Vorwürfe und eine angebliche Hackerattacke haben die Amtszeit von Schulze Föcking geprägt. Mit dem Rücktritt ist die Affäre noch nicht ausgestanden.

Bis hierhin und nicht weiter. Christina Schulze Föcking hat ihr Amt niedergelegt Foto: dpa

BOCHUM taz | Nervös und angeschlagen wirkte Christina Schulze Föcking schon seit Wochen: Auf Druck von TierschützerInnen und der Landtagsopposition aus SPD und Grünen ist die einstige Massentierhalterin am Dienstag als nordrhein-westfälische Umwelt- und Landwirtschaftsministerin zurückgetreten. Die 41-Jährige stand zuletzt unter massiver Kritik: Kurz nach ihrem Amtsantritt hatte „stern tv“ schwer erträgliche Bilder gesendet, die Tierrechtler in den Ställen des Mastbetriebs ihrer Familie bei Steinfurt im Münsterland gefilmt hatten: Zu sehen waren Schweine, die sich in großer Enge gegenseitig angefressen hatten, deren Gewebe entzündet und teilweise abgestorben war.

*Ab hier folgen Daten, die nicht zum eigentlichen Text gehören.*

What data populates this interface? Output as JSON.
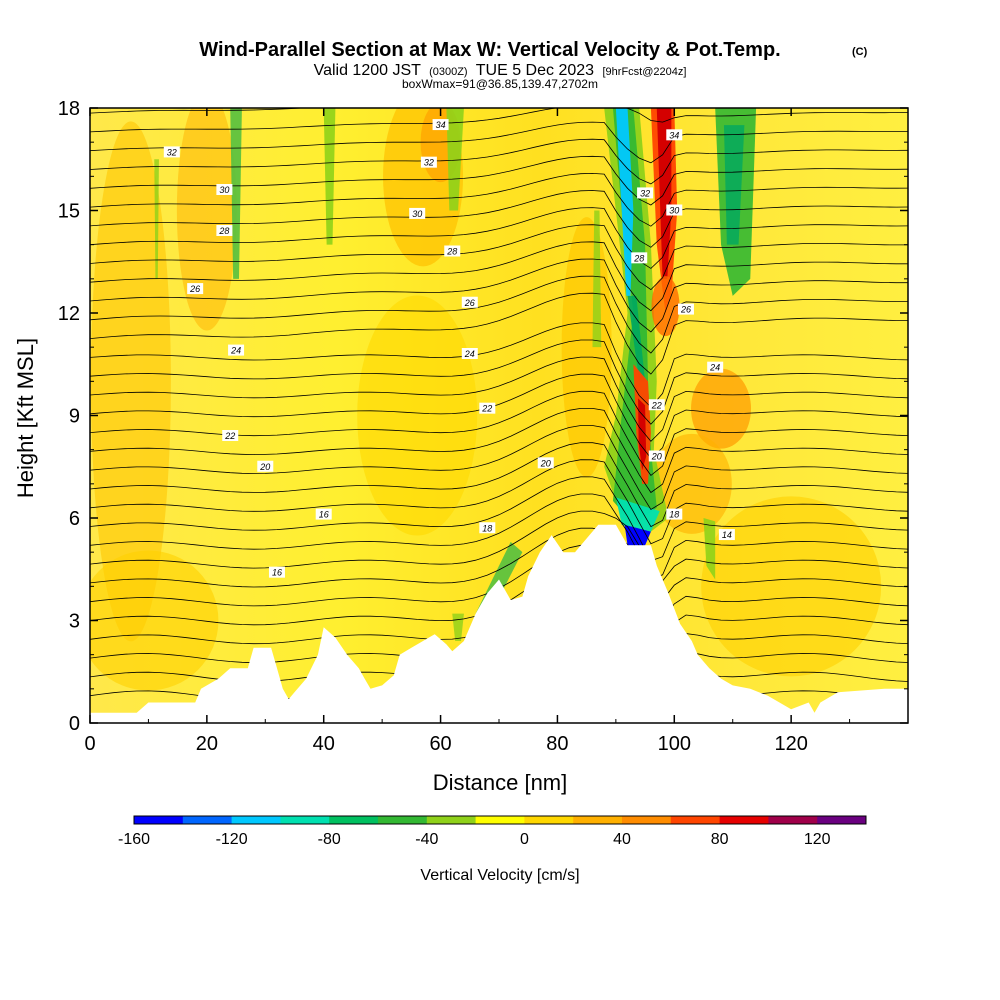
{
  "chart_data": {
    "type": "heatmap",
    "title": "Wind-Parallel Section at Max W: Vertical Velocity & Pot.Temp.",
    "title_unit": "(C)",
    "subtitle_main": "Valid 1200 JST",
    "subtitle_utc": "(0300Z)",
    "subtitle_date": "TUE 5 Dec 2023",
    "subtitle_fcst": "[9hrFcst@2204z]",
    "subtitle_box": "boxWmax=91@36.85,139.47,2702m",
    "xlabel": "Distance [nm]",
    "ylabel": "Height [Kft MSL]",
    "xlim": [
      0,
      140
    ],
    "ylim": [
      0,
      18
    ],
    "xticks": [
      0,
      20,
      40,
      60,
      80,
      100,
      120
    ],
    "yticks": [
      0,
      3,
      6,
      9,
      12,
      15,
      18
    ],
    "colorbar": {
      "label": "Vertical Velocity [cm/s]",
      "min": -160,
      "max": 140,
      "ticks": [
        -160,
        -120,
        -80,
        -40,
        0,
        40,
        80,
        120
      ],
      "colors": [
        "#0000ff",
        "#0066ff",
        "#00c8ff",
        "#00e0b0",
        "#00c060",
        "#33b833",
        "#8fd11a",
        "#ffff00",
        "#ffd700",
        "#ffb000",
        "#ff8c00",
        "#ff4500",
        "#e60000",
        "#a0004a",
        "#6a0080"
      ]
    },
    "terrain_kft": [
      [
        0,
        0.3
      ],
      [
        8,
        0.3
      ],
      [
        10,
        0.6
      ],
      [
        18,
        0.6
      ],
      [
        19,
        1.0
      ],
      [
        22,
        1.3
      ],
      [
        24,
        1.6
      ],
      [
        27,
        1.6
      ],
      [
        28,
        2.2
      ],
      [
        31,
        2.2
      ],
      [
        32,
        1.6
      ],
      [
        33,
        1.0
      ],
      [
        34,
        0.7
      ],
      [
        35,
        0.9
      ],
      [
        37,
        1.3
      ],
      [
        39,
        2.0
      ],
      [
        40,
        2.8
      ],
      [
        42,
        2.5
      ],
      [
        44,
        2.0
      ],
      [
        46,
        1.6
      ],
      [
        47,
        1.3
      ],
      [
        48,
        1.0
      ],
      [
        50,
        1.1
      ],
      [
        52,
        1.4
      ],
      [
        53,
        2.0
      ],
      [
        55,
        2.2
      ],
      [
        57,
        2.4
      ],
      [
        59,
        2.6
      ],
      [
        61,
        2.3
      ],
      [
        62,
        2.1
      ],
      [
        64,
        2.4
      ],
      [
        66,
        3.2
      ],
      [
        68,
        3.8
      ],
      [
        70,
        4.2
      ],
      [
        72,
        3.6
      ],
      [
        74,
        3.7
      ],
      [
        75,
        4.3
      ],
      [
        77,
        5.0
      ],
      [
        79,
        5.5
      ],
      [
        81,
        5.0
      ],
      [
        83,
        5.0
      ],
      [
        85,
        5.4
      ],
      [
        87,
        5.8
      ],
      [
        90,
        5.8
      ],
      [
        92,
        5.2
      ],
      [
        96,
        5.2
      ],
      [
        97,
        4.6
      ],
      [
        99,
        3.8
      ],
      [
        101,
        2.9
      ],
      [
        103,
        2.4
      ],
      [
        104,
        2.0
      ],
      [
        106,
        1.6
      ],
      [
        108,
        1.3
      ],
      [
        110,
        1.1
      ],
      [
        113,
        1.0
      ],
      [
        116,
        0.8
      ],
      [
        118,
        0.6
      ],
      [
        120,
        0.4
      ],
      [
        123,
        0.6
      ],
      [
        124,
        0.3
      ],
      [
        125,
        0.6
      ],
      [
        128,
        0.9
      ],
      [
        136,
        1.0
      ],
      [
        140,
        1.0
      ]
    ],
    "potential_temperature_contours": [
      {
        "level": 14,
        "label": "14",
        "x": 109,
        "y": 5.5
      },
      {
        "level": 16,
        "label": "16",
        "x": 32,
        "y": 4.4
      },
      {
        "level": 16,
        "label": "16",
        "x": 40,
        "y": 6.1
      },
      {
        "level": 18,
        "label": "18",
        "x": 68,
        "y": 5.7
      },
      {
        "level": 18,
        "label": "18",
        "x": 100,
        "y": 6.1
      },
      {
        "level": 20,
        "label": "20",
        "x": 30,
        "y": 7.5
      },
      {
        "level": 20,
        "label": "20",
        "x": 78,
        "y": 7.6
      },
      {
        "level": 20,
        "label": "20",
        "x": 97,
        "y": 7.8
      },
      {
        "level": 22,
        "label": "22",
        "x": 24,
        "y": 8.4
      },
      {
        "level": 22,
        "label": "22",
        "x": 68,
        "y": 9.2
      },
      {
        "level": 22,
        "label": "22",
        "x": 97,
        "y": 9.3
      },
      {
        "level": 24,
        "label": "24",
        "x": 25,
        "y": 10.9
      },
      {
        "level": 24,
        "label": "24",
        "x": 65,
        "y": 10.8
      },
      {
        "level": 24,
        "label": "24",
        "x": 107,
        "y": 10.4
      },
      {
        "level": 26,
        "label": "26",
        "x": 18,
        "y": 12.7
      },
      {
        "level": 26,
        "label": "26",
        "x": 65,
        "y": 12.3
      },
      {
        "level": 26,
        "label": "26",
        "x": 102,
        "y": 12.1
      },
      {
        "level": 28,
        "label": "28",
        "x": 23,
        "y": 14.4
      },
      {
        "level": 28,
        "label": "28",
        "x": 62,
        "y": 13.8
      },
      {
        "level": 28,
        "label": "28",
        "x": 94,
        "y": 13.6
      },
      {
        "level": 30,
        "label": "30",
        "x": 23,
        "y": 15.6
      },
      {
        "level": 30,
        "label": "30",
        "x": 56,
        "y": 14.9
      },
      {
        "level": 30,
        "label": "30",
        "x": 100,
        "y": 15.0
      },
      {
        "level": 32,
        "label": "32",
        "x": 14,
        "y": 16.7
      },
      {
        "level": 32,
        "label": "32",
        "x": 58,
        "y": 16.4
      },
      {
        "level": 32,
        "label": "32",
        "x": 95,
        "y": 15.5
      },
      {
        "level": 34,
        "label": "34",
        "x": 60,
        "y": 17.5
      },
      {
        "level": 34,
        "label": "34",
        "x": 100,
        "y": 17.2
      }
    ],
    "vertical_velocity_features": [
      {
        "kind": "updraft",
        "x": 100,
        "y": 15.2,
        "w_cms": 100
      },
      {
        "kind": "updraft",
        "x": 94,
        "y": 8.5,
        "w_cms": 90
      },
      {
        "kind": "downdraft",
        "x": 93,
        "y": 5.5,
        "w_cms": -160
      },
      {
        "kind": "downdraft",
        "x": 92,
        "y": 14.0,
        "w_cms": -100
      },
      {
        "kind": "downdraft",
        "x": 111,
        "y": 15.5,
        "w_cms": -40
      },
      {
        "kind": "downdraft",
        "x": 66,
        "y": 4.2,
        "w_cms": -50
      }
    ]
  }
}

Danach geriet die staatlich geprüfte Landwirtin unter Druck, weil sie die Stabsstelle Umweltkriminalität ihres Ministeriums aufgelöst hatte. Diese habe sich nur um Nebensächlichkeiten wie Greifvogelschutz gekümmert, behauptete die große blonde Christdemokratin. Tatsächlich aber intervenierte die Stabsstelle auch beim Envio-Skandal, bei dem ein kriminelles Recyclingunternehmen große Teile der Dortmunder Nordstadt mit krebserregendem PCB überzogen hatte, ebenso wie bei der Verseuchung von Grundwasser durch die Kölner Shell-Raffinerie – und sie legte eine Akte zur „Schweinehaltung Betrieb Schulze Föcking“ an.

Völlig bizarr war dann die angebliche Hacker­affäre, über die Schulze Föcking Mitte März klagte: „Fassungslos“ sei sie gewesen, als auf ihrem heimischen TV plötzlich Bilder einer Landtags-Fragestunde zu sehen gewesen seien, bei der es um die üblen Haltungsbedingungen auf dem Hof ging, der ihrer Familie seit Jahrhunderten gehört. Schnell nötigte die Mutter zweier Söhne CDU, FDP, SPD und Grüne zu einer gemeinsamen Solidaritätserklärung. In Verdacht gerieten militante Tierschützer. Deren Verhalten sei „abstoßend“, erklärten die vier Landtagsfraktionen.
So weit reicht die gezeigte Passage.